Mon oncle Charlie : adieu les cons !

Ça y est : après douze ans de (plus ou moins) bons et loyaux services, Mon oncle Charlie s’est terminée. Enfin, se sont exclamés certains. Il faut dire que la série avait connu une baisse de régime, prévisible mais palpable, avec le départ du personnage-titre de la série, interprété par l’inénarrable Charlie Sheen. Preuve que le dicton « the show must go on » est toujours aussi valable à Hollywood, la chaîne CBS et les producteurs avaient décidé de continuer, cahin-caha, la série, recrutant le très populaire Ashton Kutcher.

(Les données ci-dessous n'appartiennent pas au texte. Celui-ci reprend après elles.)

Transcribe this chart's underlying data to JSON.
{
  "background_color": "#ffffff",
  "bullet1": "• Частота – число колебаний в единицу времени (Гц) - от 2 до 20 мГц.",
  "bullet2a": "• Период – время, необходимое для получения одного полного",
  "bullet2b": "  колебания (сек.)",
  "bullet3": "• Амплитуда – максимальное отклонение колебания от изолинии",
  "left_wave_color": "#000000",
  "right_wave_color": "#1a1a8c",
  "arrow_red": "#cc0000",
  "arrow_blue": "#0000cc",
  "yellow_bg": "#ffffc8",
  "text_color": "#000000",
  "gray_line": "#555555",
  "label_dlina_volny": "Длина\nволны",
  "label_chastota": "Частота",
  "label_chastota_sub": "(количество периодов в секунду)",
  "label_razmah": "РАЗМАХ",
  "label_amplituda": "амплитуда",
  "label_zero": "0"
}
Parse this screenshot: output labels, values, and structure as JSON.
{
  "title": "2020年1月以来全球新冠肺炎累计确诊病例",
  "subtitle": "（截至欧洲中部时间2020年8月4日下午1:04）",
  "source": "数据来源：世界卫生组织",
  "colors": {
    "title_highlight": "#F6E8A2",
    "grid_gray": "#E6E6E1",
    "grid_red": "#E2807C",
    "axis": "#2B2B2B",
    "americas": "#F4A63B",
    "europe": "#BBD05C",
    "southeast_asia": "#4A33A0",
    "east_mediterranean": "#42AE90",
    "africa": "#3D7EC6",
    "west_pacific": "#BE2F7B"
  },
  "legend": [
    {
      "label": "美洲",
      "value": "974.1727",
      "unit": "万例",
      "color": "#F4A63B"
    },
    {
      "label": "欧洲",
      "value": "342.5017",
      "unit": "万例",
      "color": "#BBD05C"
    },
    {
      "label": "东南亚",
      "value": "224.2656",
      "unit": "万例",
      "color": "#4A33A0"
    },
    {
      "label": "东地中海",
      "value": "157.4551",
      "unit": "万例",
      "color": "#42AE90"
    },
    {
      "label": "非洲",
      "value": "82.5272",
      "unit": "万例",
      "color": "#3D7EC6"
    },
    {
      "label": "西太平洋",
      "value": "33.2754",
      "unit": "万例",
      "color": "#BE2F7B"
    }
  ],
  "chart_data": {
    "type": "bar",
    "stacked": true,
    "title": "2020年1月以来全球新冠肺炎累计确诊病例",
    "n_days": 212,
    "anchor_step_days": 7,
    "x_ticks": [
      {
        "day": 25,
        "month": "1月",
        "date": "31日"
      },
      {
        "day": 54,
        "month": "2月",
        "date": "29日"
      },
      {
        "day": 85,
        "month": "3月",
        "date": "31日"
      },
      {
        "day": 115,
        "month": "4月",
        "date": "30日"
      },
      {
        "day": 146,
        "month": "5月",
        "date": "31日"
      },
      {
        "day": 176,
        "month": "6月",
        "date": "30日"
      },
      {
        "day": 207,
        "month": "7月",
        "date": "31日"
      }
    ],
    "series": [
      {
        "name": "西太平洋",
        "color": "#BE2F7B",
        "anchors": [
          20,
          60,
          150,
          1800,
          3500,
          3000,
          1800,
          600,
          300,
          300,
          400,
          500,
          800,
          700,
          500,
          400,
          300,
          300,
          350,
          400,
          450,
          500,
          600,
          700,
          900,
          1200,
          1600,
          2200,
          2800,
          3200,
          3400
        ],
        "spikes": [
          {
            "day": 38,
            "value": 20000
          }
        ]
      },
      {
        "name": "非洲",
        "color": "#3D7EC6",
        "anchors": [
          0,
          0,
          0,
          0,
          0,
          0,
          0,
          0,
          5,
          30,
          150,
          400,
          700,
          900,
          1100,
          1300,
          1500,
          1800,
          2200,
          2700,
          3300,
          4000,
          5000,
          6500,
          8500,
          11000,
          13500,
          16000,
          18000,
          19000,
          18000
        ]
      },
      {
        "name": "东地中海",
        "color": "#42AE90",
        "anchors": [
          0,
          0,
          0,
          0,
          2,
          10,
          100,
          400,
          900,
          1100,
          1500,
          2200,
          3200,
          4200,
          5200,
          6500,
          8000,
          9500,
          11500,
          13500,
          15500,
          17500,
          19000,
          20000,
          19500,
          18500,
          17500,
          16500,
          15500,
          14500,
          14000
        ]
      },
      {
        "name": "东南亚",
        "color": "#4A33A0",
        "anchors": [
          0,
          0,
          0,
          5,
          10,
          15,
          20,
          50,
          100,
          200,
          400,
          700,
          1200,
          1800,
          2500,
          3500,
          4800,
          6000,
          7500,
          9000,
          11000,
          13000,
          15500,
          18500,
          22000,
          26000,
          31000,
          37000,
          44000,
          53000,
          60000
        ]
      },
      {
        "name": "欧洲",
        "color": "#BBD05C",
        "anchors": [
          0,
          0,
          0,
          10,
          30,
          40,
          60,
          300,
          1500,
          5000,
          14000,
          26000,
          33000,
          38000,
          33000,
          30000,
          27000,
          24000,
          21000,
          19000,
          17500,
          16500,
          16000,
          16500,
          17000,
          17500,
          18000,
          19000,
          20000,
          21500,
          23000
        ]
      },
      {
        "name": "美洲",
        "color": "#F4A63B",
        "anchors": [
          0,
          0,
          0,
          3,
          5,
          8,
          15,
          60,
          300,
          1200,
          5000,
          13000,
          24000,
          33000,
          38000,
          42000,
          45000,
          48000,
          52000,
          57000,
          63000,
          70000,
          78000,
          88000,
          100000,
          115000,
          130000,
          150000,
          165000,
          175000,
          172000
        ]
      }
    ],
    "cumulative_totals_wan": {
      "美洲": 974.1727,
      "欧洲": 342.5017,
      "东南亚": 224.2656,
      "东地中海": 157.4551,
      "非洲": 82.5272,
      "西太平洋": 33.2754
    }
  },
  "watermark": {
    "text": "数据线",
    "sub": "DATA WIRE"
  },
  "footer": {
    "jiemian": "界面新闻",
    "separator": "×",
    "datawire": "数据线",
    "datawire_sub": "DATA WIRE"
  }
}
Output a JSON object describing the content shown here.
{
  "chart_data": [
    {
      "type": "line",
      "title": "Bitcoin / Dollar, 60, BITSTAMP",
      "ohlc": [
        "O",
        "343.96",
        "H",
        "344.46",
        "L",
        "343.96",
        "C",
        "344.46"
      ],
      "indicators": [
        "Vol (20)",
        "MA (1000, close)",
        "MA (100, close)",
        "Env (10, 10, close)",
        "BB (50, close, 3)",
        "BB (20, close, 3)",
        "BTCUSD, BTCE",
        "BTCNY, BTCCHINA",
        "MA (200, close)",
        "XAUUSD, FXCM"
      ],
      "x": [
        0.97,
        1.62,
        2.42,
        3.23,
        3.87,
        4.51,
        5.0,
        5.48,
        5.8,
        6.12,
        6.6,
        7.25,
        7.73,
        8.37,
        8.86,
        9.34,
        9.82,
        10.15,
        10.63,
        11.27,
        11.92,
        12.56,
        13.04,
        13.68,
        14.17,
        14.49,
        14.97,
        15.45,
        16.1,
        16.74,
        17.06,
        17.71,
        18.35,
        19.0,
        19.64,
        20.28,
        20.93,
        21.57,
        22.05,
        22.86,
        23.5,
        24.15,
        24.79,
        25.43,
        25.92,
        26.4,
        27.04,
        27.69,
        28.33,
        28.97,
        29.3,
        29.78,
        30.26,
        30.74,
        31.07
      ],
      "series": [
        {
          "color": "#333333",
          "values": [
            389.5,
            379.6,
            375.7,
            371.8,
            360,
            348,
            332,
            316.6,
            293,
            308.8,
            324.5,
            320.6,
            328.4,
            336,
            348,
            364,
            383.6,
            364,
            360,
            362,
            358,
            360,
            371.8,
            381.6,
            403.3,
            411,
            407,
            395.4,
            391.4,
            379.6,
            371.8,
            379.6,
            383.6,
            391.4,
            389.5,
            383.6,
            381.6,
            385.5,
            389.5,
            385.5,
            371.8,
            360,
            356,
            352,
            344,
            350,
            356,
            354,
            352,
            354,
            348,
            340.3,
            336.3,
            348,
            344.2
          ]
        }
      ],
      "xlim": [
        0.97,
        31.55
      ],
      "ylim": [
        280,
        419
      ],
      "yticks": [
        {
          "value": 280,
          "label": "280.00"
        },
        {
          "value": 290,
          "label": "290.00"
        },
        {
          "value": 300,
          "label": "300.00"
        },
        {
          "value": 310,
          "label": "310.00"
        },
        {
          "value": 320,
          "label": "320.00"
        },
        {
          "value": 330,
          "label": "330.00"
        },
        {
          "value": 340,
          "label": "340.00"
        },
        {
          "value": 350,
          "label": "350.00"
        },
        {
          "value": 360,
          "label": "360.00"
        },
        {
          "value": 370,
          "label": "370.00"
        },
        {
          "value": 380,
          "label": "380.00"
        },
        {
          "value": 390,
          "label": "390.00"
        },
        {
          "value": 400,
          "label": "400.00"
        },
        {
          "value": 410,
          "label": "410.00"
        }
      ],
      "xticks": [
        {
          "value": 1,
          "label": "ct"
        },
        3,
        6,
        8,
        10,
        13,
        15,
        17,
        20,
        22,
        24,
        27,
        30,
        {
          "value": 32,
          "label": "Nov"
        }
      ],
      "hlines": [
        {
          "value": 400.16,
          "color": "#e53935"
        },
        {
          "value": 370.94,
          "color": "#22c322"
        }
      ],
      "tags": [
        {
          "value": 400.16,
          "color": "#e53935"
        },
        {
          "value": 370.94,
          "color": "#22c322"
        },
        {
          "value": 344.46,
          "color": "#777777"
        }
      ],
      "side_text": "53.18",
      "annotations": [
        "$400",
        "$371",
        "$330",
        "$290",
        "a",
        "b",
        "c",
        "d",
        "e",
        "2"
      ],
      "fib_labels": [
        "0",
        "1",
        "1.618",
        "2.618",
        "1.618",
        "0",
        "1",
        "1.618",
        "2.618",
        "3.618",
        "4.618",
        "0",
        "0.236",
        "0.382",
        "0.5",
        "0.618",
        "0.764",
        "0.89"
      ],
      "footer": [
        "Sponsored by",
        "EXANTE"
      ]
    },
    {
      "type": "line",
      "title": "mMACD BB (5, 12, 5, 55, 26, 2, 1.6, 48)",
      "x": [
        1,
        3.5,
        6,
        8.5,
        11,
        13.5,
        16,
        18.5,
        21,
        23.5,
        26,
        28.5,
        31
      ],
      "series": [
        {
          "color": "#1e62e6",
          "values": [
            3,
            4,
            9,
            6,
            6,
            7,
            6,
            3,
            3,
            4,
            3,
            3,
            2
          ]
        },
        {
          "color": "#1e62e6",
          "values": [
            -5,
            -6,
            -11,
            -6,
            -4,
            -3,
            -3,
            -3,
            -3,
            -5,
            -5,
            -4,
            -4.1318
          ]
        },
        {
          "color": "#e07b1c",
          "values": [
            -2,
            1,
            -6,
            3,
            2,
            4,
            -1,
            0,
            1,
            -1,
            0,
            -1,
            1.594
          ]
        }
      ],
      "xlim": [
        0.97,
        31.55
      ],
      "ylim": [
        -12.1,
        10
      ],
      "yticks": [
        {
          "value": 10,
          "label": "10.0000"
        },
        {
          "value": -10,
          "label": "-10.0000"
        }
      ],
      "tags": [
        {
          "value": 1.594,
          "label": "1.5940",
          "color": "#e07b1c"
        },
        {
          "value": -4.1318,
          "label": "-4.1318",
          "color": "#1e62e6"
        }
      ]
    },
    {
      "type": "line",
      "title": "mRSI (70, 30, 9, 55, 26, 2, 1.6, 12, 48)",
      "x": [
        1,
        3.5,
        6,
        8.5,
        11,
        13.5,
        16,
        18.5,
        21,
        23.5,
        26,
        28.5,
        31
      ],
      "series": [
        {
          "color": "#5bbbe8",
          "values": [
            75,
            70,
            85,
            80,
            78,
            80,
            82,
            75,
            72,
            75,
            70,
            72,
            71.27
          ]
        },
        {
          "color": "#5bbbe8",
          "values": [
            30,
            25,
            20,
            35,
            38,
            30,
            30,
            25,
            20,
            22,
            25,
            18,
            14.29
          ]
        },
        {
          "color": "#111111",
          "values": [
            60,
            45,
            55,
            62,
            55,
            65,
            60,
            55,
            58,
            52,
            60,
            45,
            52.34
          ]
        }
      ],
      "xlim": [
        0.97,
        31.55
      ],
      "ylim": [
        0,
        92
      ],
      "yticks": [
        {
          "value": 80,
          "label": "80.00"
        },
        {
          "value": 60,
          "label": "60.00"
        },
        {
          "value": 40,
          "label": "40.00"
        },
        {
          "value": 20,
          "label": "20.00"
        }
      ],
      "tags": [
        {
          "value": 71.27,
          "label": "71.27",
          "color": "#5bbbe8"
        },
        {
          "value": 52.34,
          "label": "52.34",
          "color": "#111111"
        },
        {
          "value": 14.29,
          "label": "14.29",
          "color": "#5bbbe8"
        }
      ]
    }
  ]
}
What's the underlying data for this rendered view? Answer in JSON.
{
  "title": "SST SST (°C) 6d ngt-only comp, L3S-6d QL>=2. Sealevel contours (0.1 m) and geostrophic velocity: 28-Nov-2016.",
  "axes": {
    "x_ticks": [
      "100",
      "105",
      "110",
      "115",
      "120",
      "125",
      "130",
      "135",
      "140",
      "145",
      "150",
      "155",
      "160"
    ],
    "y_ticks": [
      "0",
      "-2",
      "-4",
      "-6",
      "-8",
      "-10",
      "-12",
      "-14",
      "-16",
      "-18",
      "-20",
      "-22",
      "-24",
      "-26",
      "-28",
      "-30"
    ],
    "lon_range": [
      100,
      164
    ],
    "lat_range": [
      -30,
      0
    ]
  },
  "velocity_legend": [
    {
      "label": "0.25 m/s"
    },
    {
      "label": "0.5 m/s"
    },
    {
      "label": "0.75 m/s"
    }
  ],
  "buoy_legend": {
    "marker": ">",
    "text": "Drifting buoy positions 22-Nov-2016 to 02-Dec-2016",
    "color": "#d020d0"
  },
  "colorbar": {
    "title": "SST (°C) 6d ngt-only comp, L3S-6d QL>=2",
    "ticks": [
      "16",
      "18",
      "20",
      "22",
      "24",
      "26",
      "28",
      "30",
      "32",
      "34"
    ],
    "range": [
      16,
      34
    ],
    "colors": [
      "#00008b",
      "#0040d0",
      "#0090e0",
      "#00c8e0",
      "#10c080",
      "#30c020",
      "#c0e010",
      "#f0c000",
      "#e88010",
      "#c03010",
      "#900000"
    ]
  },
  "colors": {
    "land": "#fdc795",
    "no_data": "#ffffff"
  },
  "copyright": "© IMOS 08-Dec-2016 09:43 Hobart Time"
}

Il faut dire que c’est sur une sacrée mine d’or qu’était assise la chaîne : pendant une grande partie de la diffusion de la série, les épisodes réalisaient des scores d’audience proches de 15 millions de téléspectateurs – un excellent score, compte tenu de l’éclatement du paysage audiovisuel actuel et de l’hyperpersonnalisation des goûts.

Chuck Lorre, créateur de la série, voulait faire revenir Sheen pour le final de la série, histoire de mettre en scène un dernier au revoir, et ce en dépit d’une rupture largement consommée. Mais les exigences de Sheen étaient telles que cela ne s’est finalement pas fait – comme s’en explique Lorre dans son hilarant et habituel carton de fin d’épisode*. Pour autant, pas sûr qu’on y perde au change, tant Lorre et son bataillon de créatifs semblent avoir été motivés par l’idée d’offrir dans ce dernier épisode (au titre joliment grinçant, Of course he’s dead) un adieu à l’image de la série : creux comme une canne à pêche, crânement fier de l’être et, puisque les deux ne sont pas antinomiques, souvent très drôle.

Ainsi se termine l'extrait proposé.